Through focussing on its specific spaces, streets, and micro-geographies rather than trying to comprehend the city as a whole, the approach offered in this paper deliberately attempts to engage with the vitalism of the urban ‘everynight’, that is those mundane aspects of the presences and rhythms that co-produce it, rather than as a highly (over-) illuminated spectacle. The nocturnal praxis presented in this work is envisaged to feed into principles and practices for Dark Design and support dark infrastructures by generating empirical data as part of an evidence base that can inform decision making and, in turn, the design outcomes for urban places at night. To conclude, it is clear that further work needs to be done to examine how this ethnographic data can be translated into a set of criteria that supports the different access requirements of a diverse population living and working at night in an equitable manner. While this lies beyond the scope of this paper, it has shared its theoretical framing and methodology to demonstrate how existing darker nightscapes that usually reside outside of brightly lit city centres provide different people with various opportunities to support their activity and movement through the urban night.

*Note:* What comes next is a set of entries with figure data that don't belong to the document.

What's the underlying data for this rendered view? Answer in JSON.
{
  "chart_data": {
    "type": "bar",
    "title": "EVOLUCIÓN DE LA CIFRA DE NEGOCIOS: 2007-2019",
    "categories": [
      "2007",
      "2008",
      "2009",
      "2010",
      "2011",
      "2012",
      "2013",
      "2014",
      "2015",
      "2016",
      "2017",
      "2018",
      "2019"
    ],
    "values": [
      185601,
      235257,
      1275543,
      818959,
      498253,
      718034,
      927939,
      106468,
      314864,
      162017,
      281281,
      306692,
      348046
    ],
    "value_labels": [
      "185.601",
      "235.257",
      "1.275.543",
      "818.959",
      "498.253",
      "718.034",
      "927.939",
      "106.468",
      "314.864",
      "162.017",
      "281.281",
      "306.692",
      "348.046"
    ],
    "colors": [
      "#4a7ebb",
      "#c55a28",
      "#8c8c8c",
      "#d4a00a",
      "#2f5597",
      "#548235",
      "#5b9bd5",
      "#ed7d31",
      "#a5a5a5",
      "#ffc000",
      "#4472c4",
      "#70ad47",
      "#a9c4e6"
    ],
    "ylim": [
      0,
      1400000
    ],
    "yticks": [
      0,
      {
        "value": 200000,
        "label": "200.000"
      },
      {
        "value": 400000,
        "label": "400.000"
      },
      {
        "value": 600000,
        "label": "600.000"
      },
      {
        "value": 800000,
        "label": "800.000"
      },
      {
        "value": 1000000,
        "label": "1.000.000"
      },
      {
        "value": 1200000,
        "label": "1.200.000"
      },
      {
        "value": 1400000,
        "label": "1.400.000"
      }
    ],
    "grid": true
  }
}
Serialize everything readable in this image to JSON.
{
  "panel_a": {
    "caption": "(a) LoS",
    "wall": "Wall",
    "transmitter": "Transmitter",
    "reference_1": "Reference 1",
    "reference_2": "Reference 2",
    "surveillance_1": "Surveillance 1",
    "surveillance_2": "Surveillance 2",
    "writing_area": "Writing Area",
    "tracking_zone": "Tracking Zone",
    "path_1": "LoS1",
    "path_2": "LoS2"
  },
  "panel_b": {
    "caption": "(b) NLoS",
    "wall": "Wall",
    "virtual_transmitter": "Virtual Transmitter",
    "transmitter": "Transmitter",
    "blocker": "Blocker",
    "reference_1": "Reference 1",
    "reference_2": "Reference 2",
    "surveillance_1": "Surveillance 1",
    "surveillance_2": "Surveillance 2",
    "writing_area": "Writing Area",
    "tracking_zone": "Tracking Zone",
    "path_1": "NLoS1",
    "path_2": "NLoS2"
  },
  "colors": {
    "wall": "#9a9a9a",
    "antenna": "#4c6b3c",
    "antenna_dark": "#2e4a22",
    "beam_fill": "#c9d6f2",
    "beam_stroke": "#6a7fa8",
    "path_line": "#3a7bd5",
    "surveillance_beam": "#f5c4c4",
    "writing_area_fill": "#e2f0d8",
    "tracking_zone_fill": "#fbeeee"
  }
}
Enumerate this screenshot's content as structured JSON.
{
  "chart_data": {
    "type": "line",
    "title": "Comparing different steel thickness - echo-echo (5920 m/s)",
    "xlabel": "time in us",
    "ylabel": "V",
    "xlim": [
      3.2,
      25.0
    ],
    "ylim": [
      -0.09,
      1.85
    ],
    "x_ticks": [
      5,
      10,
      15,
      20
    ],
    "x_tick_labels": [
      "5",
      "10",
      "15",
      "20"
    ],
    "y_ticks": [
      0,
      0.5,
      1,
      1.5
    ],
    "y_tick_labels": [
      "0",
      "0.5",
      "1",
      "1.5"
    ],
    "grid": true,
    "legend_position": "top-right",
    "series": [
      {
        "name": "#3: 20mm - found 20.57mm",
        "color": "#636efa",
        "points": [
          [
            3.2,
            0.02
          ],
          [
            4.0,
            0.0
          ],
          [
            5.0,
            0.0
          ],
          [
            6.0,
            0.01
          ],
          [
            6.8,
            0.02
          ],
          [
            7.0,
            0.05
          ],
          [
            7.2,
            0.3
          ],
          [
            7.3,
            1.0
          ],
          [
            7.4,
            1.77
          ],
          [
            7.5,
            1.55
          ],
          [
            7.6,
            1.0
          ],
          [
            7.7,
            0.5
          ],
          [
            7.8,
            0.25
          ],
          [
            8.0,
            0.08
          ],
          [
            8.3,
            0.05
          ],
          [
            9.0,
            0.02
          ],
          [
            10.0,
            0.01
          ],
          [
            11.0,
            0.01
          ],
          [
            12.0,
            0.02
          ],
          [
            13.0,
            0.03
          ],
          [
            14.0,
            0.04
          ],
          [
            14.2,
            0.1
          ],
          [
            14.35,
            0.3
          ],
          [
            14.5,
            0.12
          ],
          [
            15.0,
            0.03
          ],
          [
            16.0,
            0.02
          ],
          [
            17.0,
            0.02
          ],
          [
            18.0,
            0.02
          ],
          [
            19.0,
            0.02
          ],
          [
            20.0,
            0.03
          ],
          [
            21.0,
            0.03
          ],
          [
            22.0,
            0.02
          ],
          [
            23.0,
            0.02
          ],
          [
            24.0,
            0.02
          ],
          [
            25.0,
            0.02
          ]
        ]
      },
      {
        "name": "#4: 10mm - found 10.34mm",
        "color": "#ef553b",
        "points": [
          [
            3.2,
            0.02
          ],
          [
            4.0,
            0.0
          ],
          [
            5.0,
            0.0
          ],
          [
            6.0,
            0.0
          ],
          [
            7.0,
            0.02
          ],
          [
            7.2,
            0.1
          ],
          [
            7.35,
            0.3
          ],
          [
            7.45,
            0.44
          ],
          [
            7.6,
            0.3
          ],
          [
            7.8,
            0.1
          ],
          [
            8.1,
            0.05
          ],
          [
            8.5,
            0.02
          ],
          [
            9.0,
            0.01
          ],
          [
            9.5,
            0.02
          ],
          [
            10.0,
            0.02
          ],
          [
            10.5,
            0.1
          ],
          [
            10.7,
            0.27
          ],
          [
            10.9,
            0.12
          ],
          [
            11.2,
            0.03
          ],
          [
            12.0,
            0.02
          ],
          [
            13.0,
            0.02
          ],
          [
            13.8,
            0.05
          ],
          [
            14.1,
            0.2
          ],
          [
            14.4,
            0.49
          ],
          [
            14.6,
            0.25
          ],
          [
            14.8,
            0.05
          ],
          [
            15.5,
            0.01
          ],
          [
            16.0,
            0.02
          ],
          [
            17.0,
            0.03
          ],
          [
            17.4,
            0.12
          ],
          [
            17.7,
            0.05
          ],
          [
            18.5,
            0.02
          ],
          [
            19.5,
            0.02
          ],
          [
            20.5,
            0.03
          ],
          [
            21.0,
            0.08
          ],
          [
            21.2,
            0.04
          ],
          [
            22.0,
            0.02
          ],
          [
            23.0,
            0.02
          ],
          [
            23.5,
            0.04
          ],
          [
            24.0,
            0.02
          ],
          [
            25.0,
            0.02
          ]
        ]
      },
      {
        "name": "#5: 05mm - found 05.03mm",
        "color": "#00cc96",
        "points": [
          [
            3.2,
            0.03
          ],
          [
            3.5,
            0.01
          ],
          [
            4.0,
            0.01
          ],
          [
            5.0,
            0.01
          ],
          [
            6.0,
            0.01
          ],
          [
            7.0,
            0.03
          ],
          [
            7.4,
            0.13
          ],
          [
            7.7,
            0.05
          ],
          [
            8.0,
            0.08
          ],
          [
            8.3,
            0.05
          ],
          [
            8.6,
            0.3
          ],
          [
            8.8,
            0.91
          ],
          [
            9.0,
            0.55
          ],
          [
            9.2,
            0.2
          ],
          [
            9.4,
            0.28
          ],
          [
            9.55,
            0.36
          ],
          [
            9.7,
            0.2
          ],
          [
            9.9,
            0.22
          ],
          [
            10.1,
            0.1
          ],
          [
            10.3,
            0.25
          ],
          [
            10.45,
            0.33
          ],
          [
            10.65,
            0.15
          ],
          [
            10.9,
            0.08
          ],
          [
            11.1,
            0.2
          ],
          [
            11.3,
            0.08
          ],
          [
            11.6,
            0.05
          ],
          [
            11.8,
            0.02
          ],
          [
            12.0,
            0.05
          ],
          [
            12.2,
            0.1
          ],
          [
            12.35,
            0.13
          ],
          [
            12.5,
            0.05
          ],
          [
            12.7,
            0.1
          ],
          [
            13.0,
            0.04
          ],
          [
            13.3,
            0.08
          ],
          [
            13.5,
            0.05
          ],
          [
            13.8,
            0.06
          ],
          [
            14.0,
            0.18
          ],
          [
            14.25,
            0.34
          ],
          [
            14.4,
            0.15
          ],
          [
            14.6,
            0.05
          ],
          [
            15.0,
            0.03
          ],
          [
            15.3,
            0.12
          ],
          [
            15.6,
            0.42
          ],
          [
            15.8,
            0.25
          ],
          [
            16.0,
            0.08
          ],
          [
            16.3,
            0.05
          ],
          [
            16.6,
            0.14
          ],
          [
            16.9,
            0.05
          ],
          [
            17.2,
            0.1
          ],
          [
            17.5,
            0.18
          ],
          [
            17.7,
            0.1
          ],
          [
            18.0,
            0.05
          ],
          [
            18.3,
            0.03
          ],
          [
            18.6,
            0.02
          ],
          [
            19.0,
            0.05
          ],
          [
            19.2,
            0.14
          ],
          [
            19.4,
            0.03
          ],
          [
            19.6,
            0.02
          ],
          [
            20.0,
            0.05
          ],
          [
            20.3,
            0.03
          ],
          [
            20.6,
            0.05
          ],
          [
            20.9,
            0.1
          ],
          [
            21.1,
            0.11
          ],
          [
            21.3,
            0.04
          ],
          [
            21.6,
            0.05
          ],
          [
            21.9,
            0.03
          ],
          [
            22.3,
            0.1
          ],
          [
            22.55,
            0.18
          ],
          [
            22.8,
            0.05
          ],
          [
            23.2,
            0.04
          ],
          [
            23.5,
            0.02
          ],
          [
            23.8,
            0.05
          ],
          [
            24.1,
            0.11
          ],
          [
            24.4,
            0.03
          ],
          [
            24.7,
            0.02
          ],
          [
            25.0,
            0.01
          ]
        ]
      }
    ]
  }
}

As light pollution now presents a global challenge, recognizing the diversity of interplay between light and dark is critical in moving towards an overall goal where its impacts on diverse human and non-human bodies can be tackled in a local and situated way. For this to be effective and enable us to rethink and redesign the urban night, we need new nocturnal imaginaries that are plural, diverse, and situated. Being able to account for the alternative knowledges and understandings of different relationships and values across the city after dark will support the production of nocturnal imaginaries that can shape the urban night and vice versa.